Quote: "According to Newton, "Every action has an equal and opposite reaction", which means that to jump up, will push the earth down."
I think that's a very simplistic view, not strictly speaking wrong but it doesn't take into account other factors.
Note: These statements assume you mean Earth as in the planet rather than earth as in soil, ground, dirt etc.
1) The mass of earth compared to a single human being is massively overwhelming.
2) The planet earth is not a perfect conductor, or a single material. It's made up of many substances, some of which transmit kinetic energy better than others.
For example, if you jump up and down on a trampoline then the impact energy is absorbed, stored and even returned with a loss.
The same is true for lose soil, if you jump up and down on loosely pacted earth then it will absorb a great deal if the energy, rather than pass it on.
After all if no energy was ever lost from impacts, and transmitted perfectly all the time then as I hammer on one side of planet earth some one would have to send me a very long distance letter asking me to keep it down they are trying to sleep.
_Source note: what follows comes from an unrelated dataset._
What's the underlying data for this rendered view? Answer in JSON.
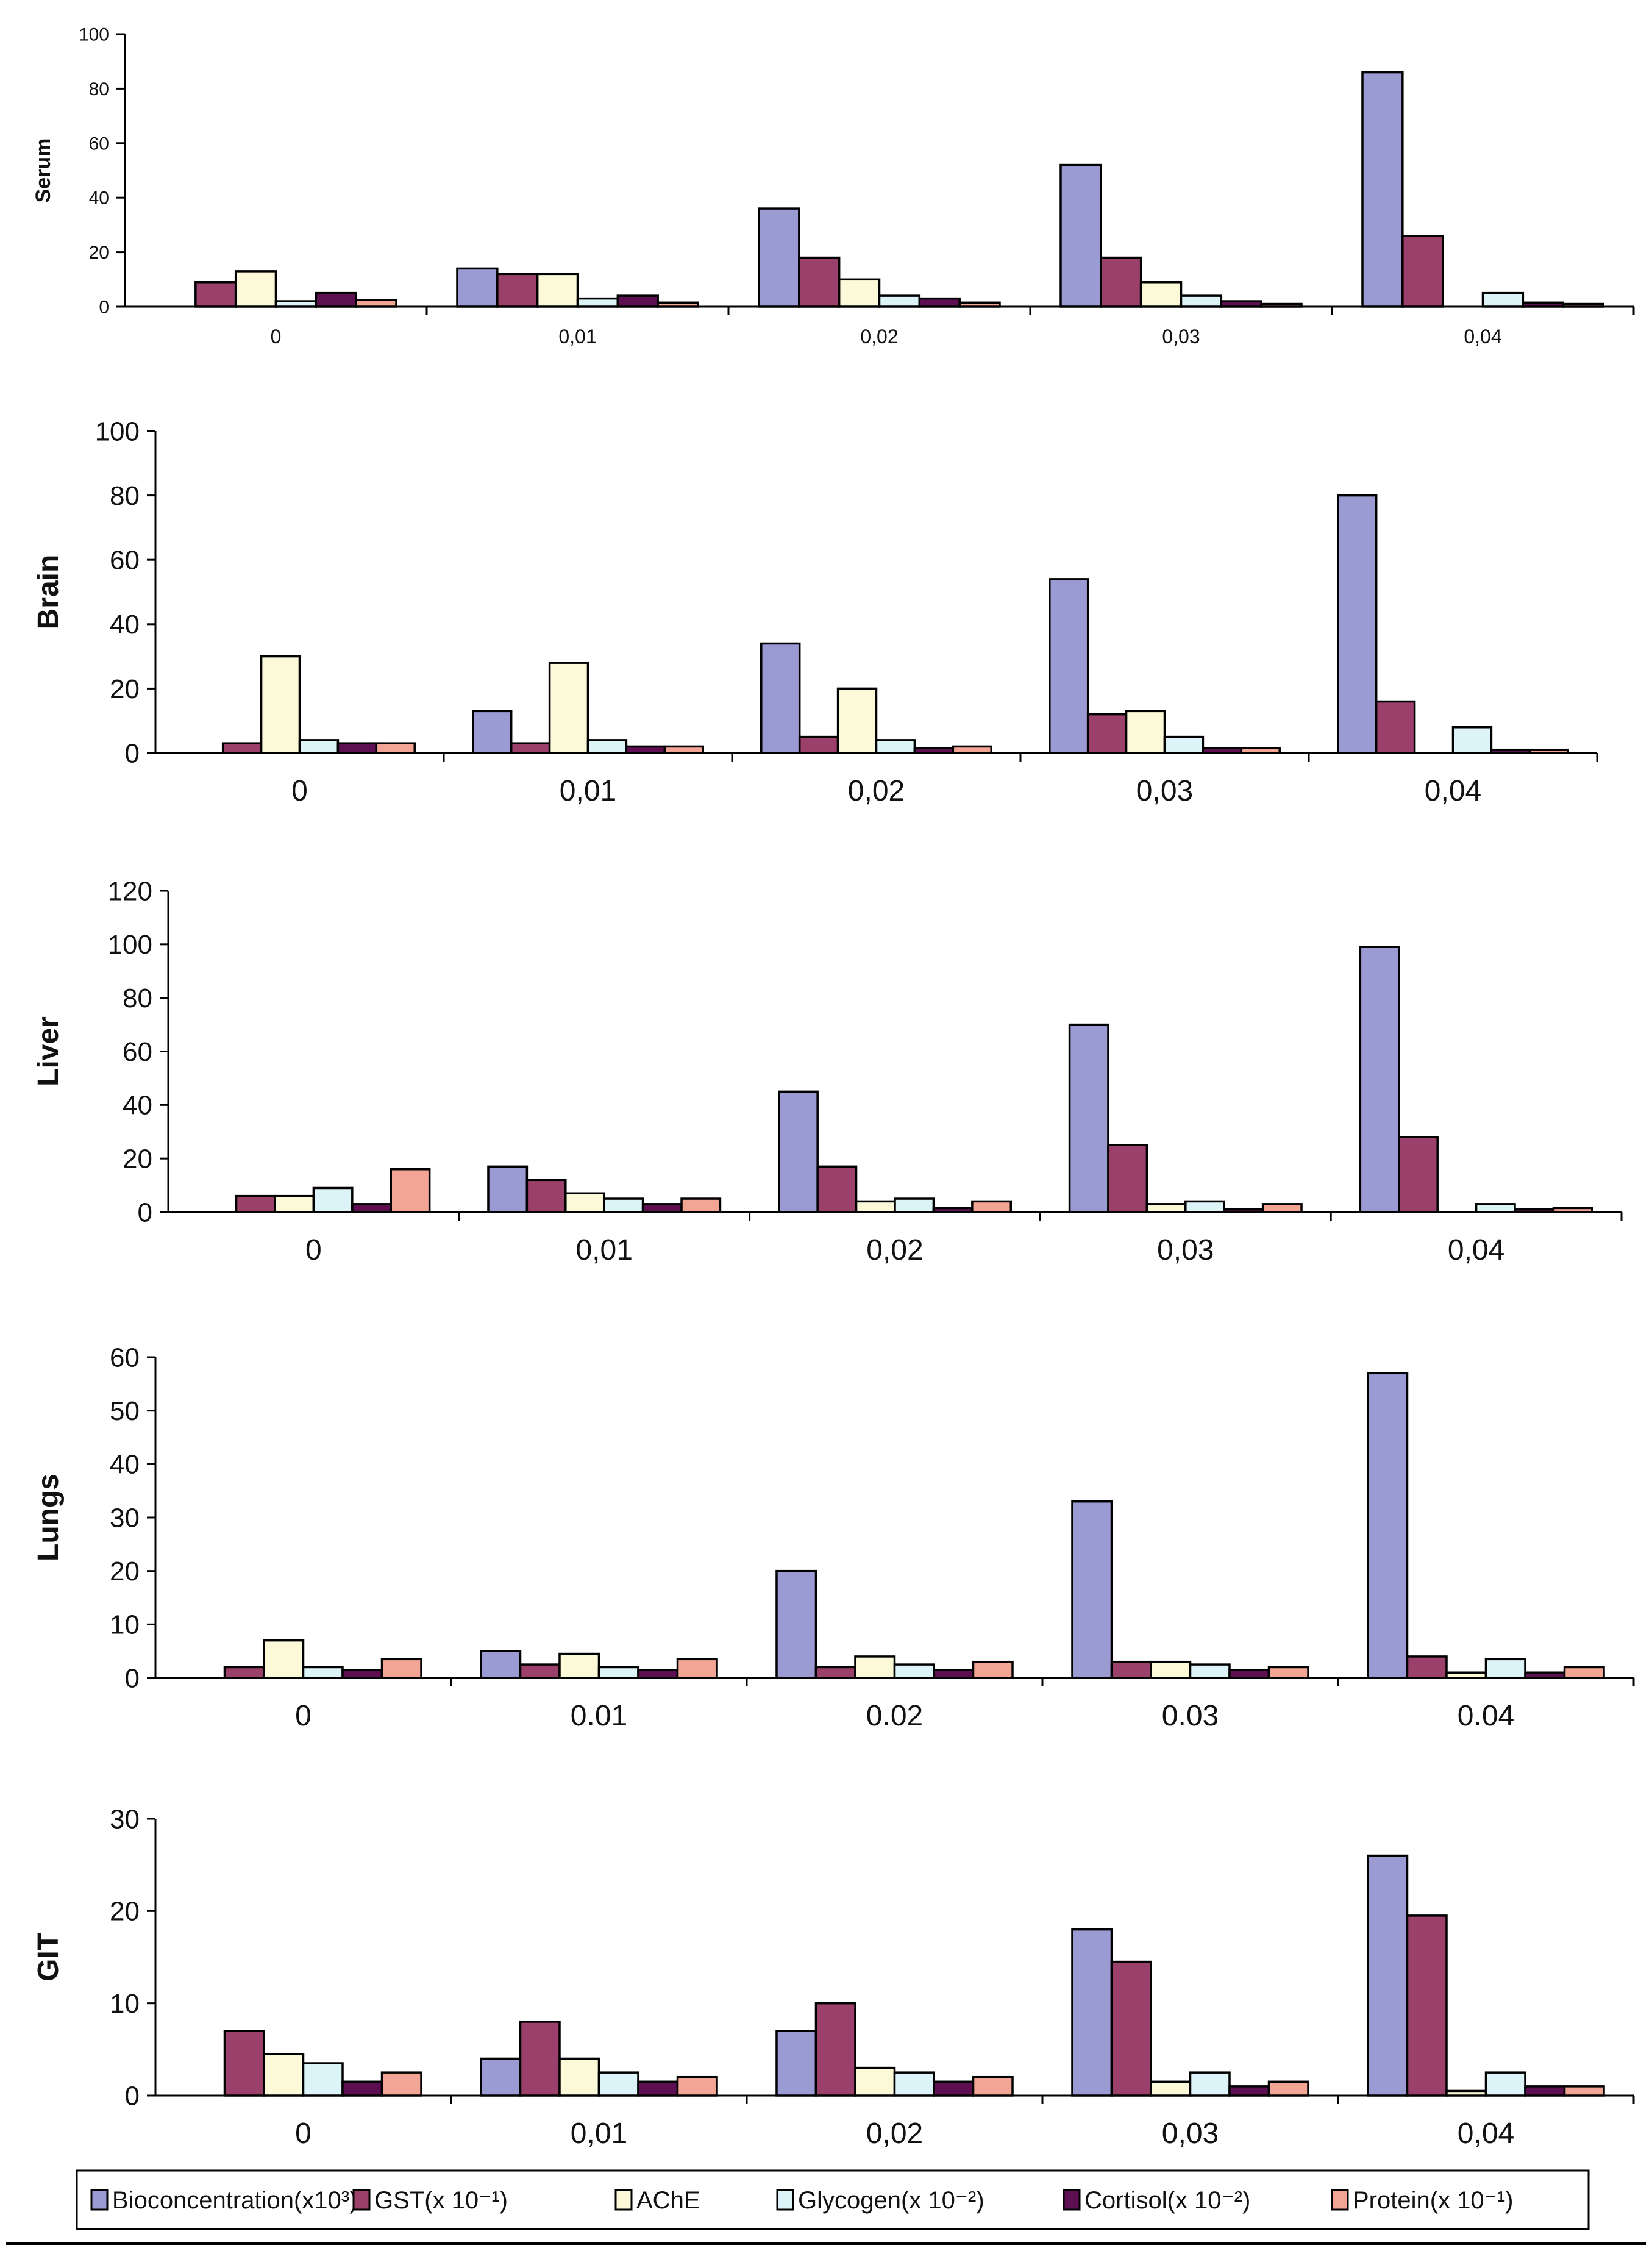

3) The earth has rotational spin, which is a massive kinetic force. Gravity has been holding planets and bay for billions of years, given there mass that's pretty darn impressive even if it is supposed to be the weakest of the four forces (after all a small magnet can overcome gravity very easily).
Therefore you might be able to "push" the immediate soil under your feet down, or perhaps send some vibrations through a building. But you're no more pushing the planet "down" than I am when I jump. Not as a whole anyway.
Quote: "If, to move the earth xxxxxx Kilometer's takes xxxxxx Joules of energy, it follows that xx Joules of energy will move the earth xx Km's, right?
The keyword in Newton's law is equal, if you weigh 1/1000000000000th of the weight of the earth (random amount). Then if you jump 1 meter, the earth will move 1/1000000000000th of a meter, an undetectable amount."
Nope, because I was quoting extreme numbers to overcome extreme forces. Once you overcome all forces with enough kinetic energy, then you can generate some kind of unnatural movement.
Think of me, I used to be a rugby player in school. I'm large, heavy set and I know how to push. (or at least I did in school). Now imagine that it's not only me you are facing but I have a big pile of sandbags in front of me as well, all pressing against a metal sheet. I'm exherting all my power constantly on one side, the metal sheet and sandbags are perfectly absorbing my force.
No matter how many times you run at me with equal strength, or even slightly more strength you can not hope to overcome the two types of material (one is absorbent, the other is rigid) in addition to my own power. This is because to do so you'd have to overcome the properties of all these objects. Their friction, the loss of kinetic energy through the substances and the fact that I'm acting upon them with equal power.
This is more or less what's going on all the time, you'd have to overcome the mass, momentum, and forces acting upon the earth in order to move it down. The most you can do is spread a bit of dirt around and maybe send a very small vibration through the ground for a few miles before it's completely cancelled out.
Quote: "Does your own gravity not pull Earth back the same amount your jump pushed it away?"
No, because if that happened you would have to be extremely dense. You would have to have the same amount of mass as the world. But if that was to happen then earth would "fall in around you" and you'd become more or less the centre of the planet depending on how dense your concentration of matter would be.
Theoretical black holes are a good example, remember the idea is that these are the reminiscence of a collapsed star. Some people may say it has infinite gravity, but that's not true. It has an equivalent amount of gravity for the mass that the star had, but that mass has been super concentrated so you're effectively getting all of that stars energy in a fraction of the size.
In theory earth could orbit a black hole, providing it was compressed down to 4.4mm and orbited with a period of 3cm ( 30mm ). Effectively that would be a very small black hole orbiting a larger one.